The researchers also identified some important factors which increase risk for cardiovascular disease, including antipsychotic use and higher body mass index.
The results suggest that clinicians, where possible, should choose antipsychotics with lower side effects related to weight gain, high blood pressure and glucose abnormalities.
Published online in the journal World Psychiatry, these findings highlight the importance of regularly screening severe mental illness patients for cardiovascular risk and also point towards a number of potentially modifiable risk factors.
"People with SMI (severe mental illness) die much earlier than those without these disorders, yet the majority of these premature deaths may be preventable with care that prioritises lifestyle changes, such as exercise, better nutrition and stopping smoking, along with cautious prescribing of antipsychotics," said Brendon Stubbs from King's College London.

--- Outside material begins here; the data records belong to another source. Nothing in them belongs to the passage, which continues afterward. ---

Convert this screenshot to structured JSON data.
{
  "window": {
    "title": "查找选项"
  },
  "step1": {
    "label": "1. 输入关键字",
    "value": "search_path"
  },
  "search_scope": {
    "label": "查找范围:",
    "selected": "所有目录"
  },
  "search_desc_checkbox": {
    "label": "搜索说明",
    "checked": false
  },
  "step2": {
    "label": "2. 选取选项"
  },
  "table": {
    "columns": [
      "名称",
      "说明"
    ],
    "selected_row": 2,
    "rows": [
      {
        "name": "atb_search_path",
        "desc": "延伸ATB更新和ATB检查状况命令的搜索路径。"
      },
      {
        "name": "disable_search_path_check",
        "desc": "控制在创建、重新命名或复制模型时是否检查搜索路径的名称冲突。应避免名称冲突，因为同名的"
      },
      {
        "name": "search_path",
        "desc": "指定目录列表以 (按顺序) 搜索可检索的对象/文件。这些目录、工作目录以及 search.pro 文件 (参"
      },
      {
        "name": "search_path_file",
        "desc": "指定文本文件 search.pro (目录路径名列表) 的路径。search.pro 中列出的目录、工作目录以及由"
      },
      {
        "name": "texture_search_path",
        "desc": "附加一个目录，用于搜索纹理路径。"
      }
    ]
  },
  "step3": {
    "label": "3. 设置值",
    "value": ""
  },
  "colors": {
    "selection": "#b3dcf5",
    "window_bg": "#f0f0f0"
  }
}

This new study of SMI and cardiovascular disease, led by King's College London, involved over 3.2 million patients and more than 113 million people from the general population.
The researchers examined 92 studies across four continents and 16 different countries.
The results showed that 10 per cent of people with SMI had cardiovascular disease, with rates slightly higher in schizophrenia (11.8 per cent) and depression (11.7 per cent) than bipolar disorder (8.4 per cent).
Their risk of dying from the disease was also 85 per cent higher than people of a similar age in the general population, the study said.